Here are some simulated trajectories. I’ve assumed we’re already at a point where there N=1000 cases and that the next day’s observations are a random perturbation around the expected value. First, let’s assume E \times p =1.05 – so each infected person infects an average of 1.05 other people daily. The following graphs correspond to four different simulated trajectories. If you look at the values of the counts, each of the simulations is quite different due to the random perturbations (which you can’t really see). But in each case, the epidemic grows exponentially.
But now suppose E \times p =0.95, so each infected individual infects an average of just 0.95 people per day. Again, the following figure shows four different simulations, each again different because of the randomness in the simulations. But now, instead of exponential growth, the epidemic tails off and essentially dies out.
This is crucially important: when E \times p is below 1, meaning infected people infect less than one other person on average, the epidemic will just fade away. Now, as discussed in the previous post, changes to hygiene and social behaviour might help in reducing the value of E \times p, but unless it goes below 1, the epidemic will still grow exponentially.
But, suppose a proportion Q of the population is actually immune to the virus. Then an infected person who meets an average of E people in a day, will now actually meet an average of just E \times (1-Q) people that are not immune. So now the number of new infections in a day will be E \times (1-Q)\times p, and as long as E \times (1-Q)\times p is smaller than 1, the epidemic will tail off.

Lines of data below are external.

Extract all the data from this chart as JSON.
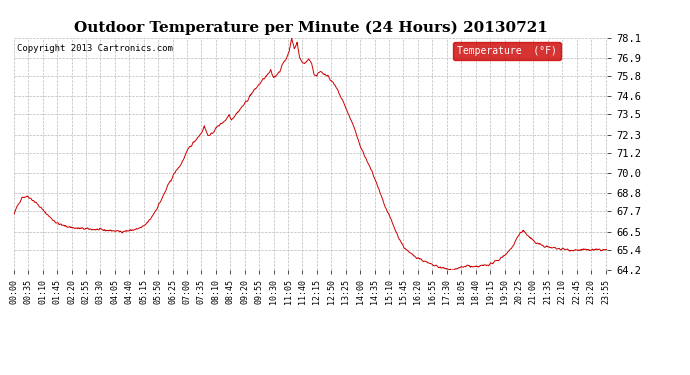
{
  "title": "Outdoor Temperature per Minute (24 Hours) 20130721",
  "copyright_text": "Copyright 2013 Cartronics.com",
  "legend_label": "Temperature  (°F)",
  "line_color": "#cc0000",
  "background_color": "#ffffff",
  "grid_color": "#bbbbbb",
  "ylim": [
    64.2,
    78.1
  ],
  "yticks": [
    64.2,
    65.4,
    66.5,
    67.7,
    68.8,
    70.0,
    71.2,
    72.3,
    73.5,
    74.6,
    75.8,
    76.9,
    78.1
  ],
  "title_fontsize": 11,
  "legend_bg_color": "#cc0000",
  "legend_text_color": "#ffffff",
  "copyright_fontsize": 6.5,
  "tick_label_fontsize": 7.5
}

This is the basis of the idea of ‘herd immunity’. Ensure that a large enough proportion Q of the population is immune, so that the average number of people an infected person is likely to infect is less than 1. This is usually achieved through vaccination programs. By contrast, and in the absence of a vaccine, the stated UK government approach is to achieve a large value of Q by letting the disease spread freely within the sub-population of people who are at low risk of developing complications from the disease, while simultaneously isolating more vulnerable people. So, although many people will get the disease initially – since there is no herd immunity initially – these will be people who are unlikely to require long-term hospital resources. And once a large enough proportion of the non-vulnerable population has been infected, it will then be safe to put the whole population back together again as the more vulnerable people will benefit from the herd immunity generated in the non-vulnerable group.

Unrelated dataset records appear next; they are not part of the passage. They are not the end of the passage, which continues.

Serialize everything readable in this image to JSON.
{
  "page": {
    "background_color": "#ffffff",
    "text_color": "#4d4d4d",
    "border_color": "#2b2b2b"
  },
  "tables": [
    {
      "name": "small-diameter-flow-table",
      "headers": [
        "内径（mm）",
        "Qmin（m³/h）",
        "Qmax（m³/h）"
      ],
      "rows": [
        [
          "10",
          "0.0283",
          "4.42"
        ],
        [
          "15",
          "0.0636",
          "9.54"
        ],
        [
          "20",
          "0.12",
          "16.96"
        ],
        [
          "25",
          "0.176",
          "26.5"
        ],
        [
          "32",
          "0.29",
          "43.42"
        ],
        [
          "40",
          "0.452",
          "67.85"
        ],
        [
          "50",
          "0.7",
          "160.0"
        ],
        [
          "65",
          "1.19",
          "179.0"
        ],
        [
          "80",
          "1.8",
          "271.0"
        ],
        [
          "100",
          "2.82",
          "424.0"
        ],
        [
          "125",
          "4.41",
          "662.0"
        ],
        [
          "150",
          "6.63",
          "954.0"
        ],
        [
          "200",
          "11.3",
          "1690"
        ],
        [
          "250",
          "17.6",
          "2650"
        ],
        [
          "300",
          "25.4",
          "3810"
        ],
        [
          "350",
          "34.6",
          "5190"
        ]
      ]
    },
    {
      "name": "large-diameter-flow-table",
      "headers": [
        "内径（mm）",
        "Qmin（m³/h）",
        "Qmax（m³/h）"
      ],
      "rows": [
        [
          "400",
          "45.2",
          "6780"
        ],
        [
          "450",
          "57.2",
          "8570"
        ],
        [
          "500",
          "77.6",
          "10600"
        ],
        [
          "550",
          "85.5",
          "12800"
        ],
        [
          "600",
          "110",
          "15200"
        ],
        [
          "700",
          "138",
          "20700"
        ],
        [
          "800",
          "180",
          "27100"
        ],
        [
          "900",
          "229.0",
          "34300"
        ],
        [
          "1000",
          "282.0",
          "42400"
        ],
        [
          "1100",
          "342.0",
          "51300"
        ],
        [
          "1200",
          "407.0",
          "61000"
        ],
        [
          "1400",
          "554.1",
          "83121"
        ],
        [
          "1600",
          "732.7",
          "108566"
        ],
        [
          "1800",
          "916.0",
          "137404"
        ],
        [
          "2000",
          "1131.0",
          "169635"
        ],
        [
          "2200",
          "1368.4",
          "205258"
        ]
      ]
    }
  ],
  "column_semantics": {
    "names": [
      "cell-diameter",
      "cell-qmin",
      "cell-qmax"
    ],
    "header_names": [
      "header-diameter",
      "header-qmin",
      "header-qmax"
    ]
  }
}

Can this be achieved? Is it really possible to separate the vulnerable and non-vulnerable sections of the population? And will the spread of the disease through the non-vulnerable sub-population occur at the correct rate: too fast and hospitals can’t cope anyway (some ‘non-vulnerable’ people will still have severe forms of the disease); too slow and the ‘herd immunity’ effect will itself be too slow to protect the vulnerable section once the populations are re-combined. As explained in the thread of tweets above, the government has some control on this rate through social controls such as school closures and so on. But will it all work, especially once you factor in the fact that many non-vulnerable people may well take forms of action that minimise their own risk of catching the virus?

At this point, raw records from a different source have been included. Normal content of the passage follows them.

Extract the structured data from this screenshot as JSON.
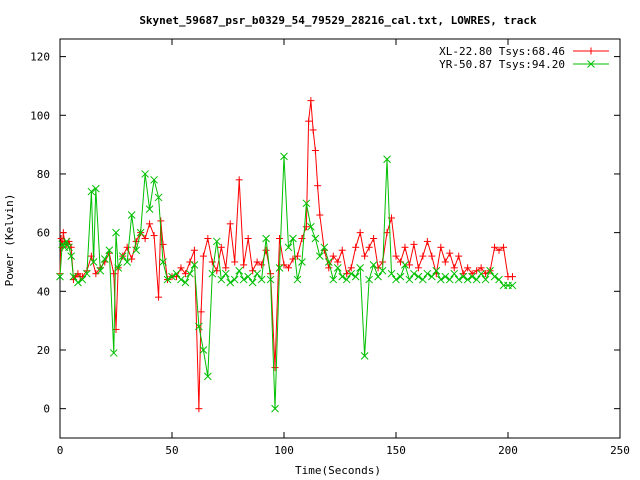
{
  "chart_data": {
    "type": "line",
    "title": "Skynet_59687_psr_b0329_54_79529_28216_cal.txt, LOWRES, track",
    "xlabel": "Time(Seconds)",
    "ylabel": "Power (Kelvin)",
    "xlim": [
      0,
      250
    ],
    "ylim": [
      -10,
      126
    ],
    "xticks": [
      0,
      50,
      100,
      150,
      200,
      250
    ],
    "yticks": [
      0,
      20,
      40,
      60,
      80,
      100,
      120
    ],
    "grid": false,
    "legend_position": "top-right",
    "series": [
      {
        "name": "XL-22.80 Tsys:68.46",
        "color": "#ff0000",
        "marker": "plus",
        "x": [
          0,
          0.5,
          1,
          1.5,
          2,
          3,
          4,
          5,
          6,
          7,
          8,
          9,
          10,
          12,
          14,
          16,
          18,
          20,
          22,
          24,
          25,
          26,
          28,
          30,
          32,
          34,
          36,
          38,
          40,
          42,
          44,
          45,
          46,
          48,
          50,
          52,
          54,
          56,
          58,
          60,
          62,
          63,
          64,
          66,
          68,
          70,
          72,
          74,
          76,
          78,
          80,
          82,
          84,
          86,
          88,
          90,
          92,
          94,
          96,
          98,
          100,
          102,
          104,
          106,
          108,
          110,
          111,
          112,
          113,
          114,
          115,
          116,
          118,
          120,
          122,
          124,
          126,
          128,
          130,
          132,
          134,
          136,
          138,
          140,
          142,
          144,
          146,
          148,
          150,
          152,
          154,
          156,
          158,
          160,
          162,
          164,
          166,
          168,
          170,
          172,
          174,
          176,
          178,
          180,
          182,
          184,
          186,
          188,
          190,
          192,
          194,
          196,
          198,
          200,
          202
        ],
        "y": [
          46,
          58,
          55,
          60,
          57,
          56,
          57,
          55,
          44,
          45,
          46,
          45,
          45,
          47,
          52,
          46,
          48,
          50,
          53,
          46,
          27,
          48,
          52,
          55,
          51,
          57,
          60,
          58,
          63,
          59,
          38,
          64,
          56,
          44,
          45,
          45,
          48,
          46,
          50,
          54,
          0,
          33,
          52,
          58,
          50,
          47,
          55,
          48,
          63,
          50,
          78,
          49,
          58,
          47,
          50,
          49,
          54,
          46,
          14,
          58,
          49,
          48,
          51,
          52,
          58,
          62,
          98,
          105,
          95,
          88,
          76,
          66,
          54,
          48,
          52,
          50,
          54,
          46,
          48,
          55,
          60,
          52,
          55,
          58,
          48,
          50,
          60,
          65,
          52,
          50,
          55,
          49,
          56,
          48,
          52,
          57,
          52,
          46,
          55,
          50,
          53,
          48,
          52,
          46,
          48,
          46,
          47,
          48,
          46,
          47,
          55,
          54,
          55,
          45,
          45
        ]
      },
      {
        "name": "YR-50.87 Tsys:94.20",
        "color": "#00c000",
        "marker": "cross",
        "x": [
          0,
          1,
          2,
          3,
          4,
          5,
          6,
          8,
          10,
          12,
          14,
          15,
          16,
          18,
          20,
          22,
          24,
          25,
          26,
          28,
          30,
          32,
          34,
          36,
          38,
          40,
          42,
          44,
          46,
          48,
          50,
          52,
          54,
          56,
          58,
          60,
          62,
          64,
          66,
          68,
          70,
          72,
          74,
          76,
          78,
          80,
          82,
          84,
          86,
          88,
          90,
          92,
          94,
          96,
          98,
          100,
          102,
          104,
          106,
          108,
          110,
          112,
          114,
          116,
          118,
          120,
          122,
          124,
          126,
          128,
          130,
          132,
          134,
          136,
          138,
          140,
          142,
          144,
          146,
          148,
          150,
          152,
          154,
          156,
          158,
          160,
          162,
          164,
          166,
          168,
          170,
          172,
          174,
          176,
          178,
          180,
          182,
          184,
          186,
          188,
          190,
          192,
          194,
          196,
          198,
          200,
          202
        ],
        "y": [
          45,
          56,
          55,
          57,
          55,
          52,
          45,
          43,
          44,
          46,
          74,
          50,
          75,
          47,
          51,
          54,
          19,
          60,
          48,
          52,
          50,
          66,
          54,
          60,
          80,
          68,
          78,
          72,
          50,
          44,
          45,
          46,
          44,
          43,
          46,
          49,
          28,
          20,
          11,
          46,
          57,
          44,
          46,
          43,
          44,
          47,
          44,
          45,
          43,
          46,
          44,
          58,
          44,
          0,
          48,
          86,
          55,
          58,
          44,
          50,
          70,
          62,
          58,
          52,
          55,
          50,
          44,
          48,
          45,
          44,
          46,
          45,
          48,
          18,
          44,
          49,
          45,
          47,
          85,
          46,
          44,
          45,
          49,
          44,
          46,
          45,
          44,
          46,
          45,
          47,
          44,
          45,
          44,
          46,
          44,
          45,
          44,
          45,
          44,
          46,
          44,
          47,
          45,
          44,
          42,
          42,
          42
        ]
      }
    ]
  }
}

I obviously don’t have answers to these questions. But since I’ve found it difficult myself to understand from the articles I’ve read how ‘herd immunity’ works, I thought this post might at least clarify the basics of that concept.
‘Andrà tutto bene’ translates as ‘everything will be ok’, and has been adopted here in Italy as the slogan of solidarity against the virus. The picture at the top of the page is outside the nursery just up the road from where I live. As you walk around there are similar flags and posters outside many buildings and people’s houses. Feel free to print a copy of my picture and stick it on the office door.